Peneliti ICW Kurnia Ramadhana pun menilai, pihak Istana tidak memahami konsep lembaga anti korupsi yang baik dengan berlakunya UU KPK hasil revisi. Sebab, KPK tidak membutuhkan Dewan Pengawas seperti yang disebutkan dalam aturan tersebut.

"Sudah ada Deputi Pengawas dari internal, sedangkan eksternal sudah ada BPK (Badan Pemeriksa Keuangan) dan DPR. Sementara, pengawas di bidang maladminstriasi sudah ada pengawas dari Ombudsman," ujar dia.

(Baca: Revisi UU KPK Berlaku, YLBHI: Sinyal Kembalinya Orde Baru)
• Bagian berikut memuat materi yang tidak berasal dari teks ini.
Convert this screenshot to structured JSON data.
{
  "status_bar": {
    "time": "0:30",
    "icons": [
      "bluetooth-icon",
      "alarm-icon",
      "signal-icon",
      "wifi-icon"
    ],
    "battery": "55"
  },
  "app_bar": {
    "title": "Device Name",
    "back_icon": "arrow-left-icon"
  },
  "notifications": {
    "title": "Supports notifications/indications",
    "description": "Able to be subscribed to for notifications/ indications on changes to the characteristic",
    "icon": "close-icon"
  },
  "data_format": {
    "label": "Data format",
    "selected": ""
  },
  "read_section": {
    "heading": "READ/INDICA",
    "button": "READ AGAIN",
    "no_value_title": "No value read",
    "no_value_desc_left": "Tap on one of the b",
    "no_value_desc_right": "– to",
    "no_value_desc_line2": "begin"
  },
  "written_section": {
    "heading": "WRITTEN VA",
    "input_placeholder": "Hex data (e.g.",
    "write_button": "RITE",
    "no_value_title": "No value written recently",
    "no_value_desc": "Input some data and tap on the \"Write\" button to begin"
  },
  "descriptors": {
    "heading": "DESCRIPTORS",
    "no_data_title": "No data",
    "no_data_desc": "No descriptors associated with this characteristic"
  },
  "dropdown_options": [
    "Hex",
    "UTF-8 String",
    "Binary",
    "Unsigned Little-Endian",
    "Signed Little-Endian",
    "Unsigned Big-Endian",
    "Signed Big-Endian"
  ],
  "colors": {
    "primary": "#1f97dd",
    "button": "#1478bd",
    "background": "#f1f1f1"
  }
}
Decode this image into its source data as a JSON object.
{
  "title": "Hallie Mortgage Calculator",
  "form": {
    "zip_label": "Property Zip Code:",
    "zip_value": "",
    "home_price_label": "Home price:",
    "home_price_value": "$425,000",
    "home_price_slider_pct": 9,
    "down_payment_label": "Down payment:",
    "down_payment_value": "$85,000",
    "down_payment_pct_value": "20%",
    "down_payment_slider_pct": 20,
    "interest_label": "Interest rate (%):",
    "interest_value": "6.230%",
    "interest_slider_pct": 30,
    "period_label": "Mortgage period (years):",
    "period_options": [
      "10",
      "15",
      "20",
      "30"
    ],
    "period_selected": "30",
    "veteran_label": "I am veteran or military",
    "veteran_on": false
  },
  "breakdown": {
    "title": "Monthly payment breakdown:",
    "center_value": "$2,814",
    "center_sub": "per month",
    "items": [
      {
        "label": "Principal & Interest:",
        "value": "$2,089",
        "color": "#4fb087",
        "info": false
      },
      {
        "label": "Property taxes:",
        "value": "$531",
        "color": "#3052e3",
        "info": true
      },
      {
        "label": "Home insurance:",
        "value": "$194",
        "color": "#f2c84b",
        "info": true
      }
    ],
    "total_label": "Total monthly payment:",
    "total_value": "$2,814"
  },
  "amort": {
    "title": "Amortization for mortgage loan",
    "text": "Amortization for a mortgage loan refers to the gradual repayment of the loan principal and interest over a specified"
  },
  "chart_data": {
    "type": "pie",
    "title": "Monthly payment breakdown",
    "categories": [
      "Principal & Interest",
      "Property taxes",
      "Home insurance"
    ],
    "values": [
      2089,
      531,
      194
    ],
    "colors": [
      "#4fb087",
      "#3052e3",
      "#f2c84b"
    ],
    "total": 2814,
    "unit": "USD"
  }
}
Gugatan Revisi UU KPK ke MK

Sebanyak 25 advokat dan mahasiswa pascasarjana Universitas Islam As Syafi'iyah telah mengajukan uji materil dan formil atas revisi UU KPK ke MK. Menurut para penggugat, ada kerugian konstitusional yang dialami atas aturan baru itu.

Pasalnya, dari sisi formil, penerbitan undang-undang ini tidak sesuai dengan ketentuan yang berlaku, bahkan cenderung melanggar prosedur. Penyebabnya, UU itu disahkan tidak melalui rapat paripurna yang kuorum oleh DPR.

Padahal menurut aturannya, sebuah undang-undang bisa disahkan jika anggota DPR yang hadir lebih dari separuh. Dalam rapat paripurna 17 September 2019, anggota DPR yang hadir hanya 102 dari 560 orang. Karena itu, UU tersebut bertentangan dengan konstitusi.

Dari sisi materil, pemohon mempermasalahkan Pasal 21 ayat (1) huruf a yang mengatur tentang Dewan Pengawas. Pemohon menilai, adanya dewan itu justru berpotensi menyebabkan KPK menjadi tidak independen.

(Baca: Kaget Sofyan Basir Divonis Bebas, KPK Pertimbangkan Banding)

Pada saat menyelenggarakan sidang pada 14 Oktober lalu, majelis hakim konstitusi mempertanyakan keseriusan pemohon dalam mengajukan uji materil dan formil revisi UU KPK. Dari 25 pemohon yang namanya tercantum dalam berkas permohonan, hanya delapan orang yang hadir dalam sidang perdana.

Majelis hakim juga mempersoalkan banyaknya pemohon yang tak membubuhkan tanda tangan dalam berkas permohonan sehingga dapat disimpulkan bahwa pemohon belum membaca atau menyetujui berkas permohonan yang dilayangkan ke MK.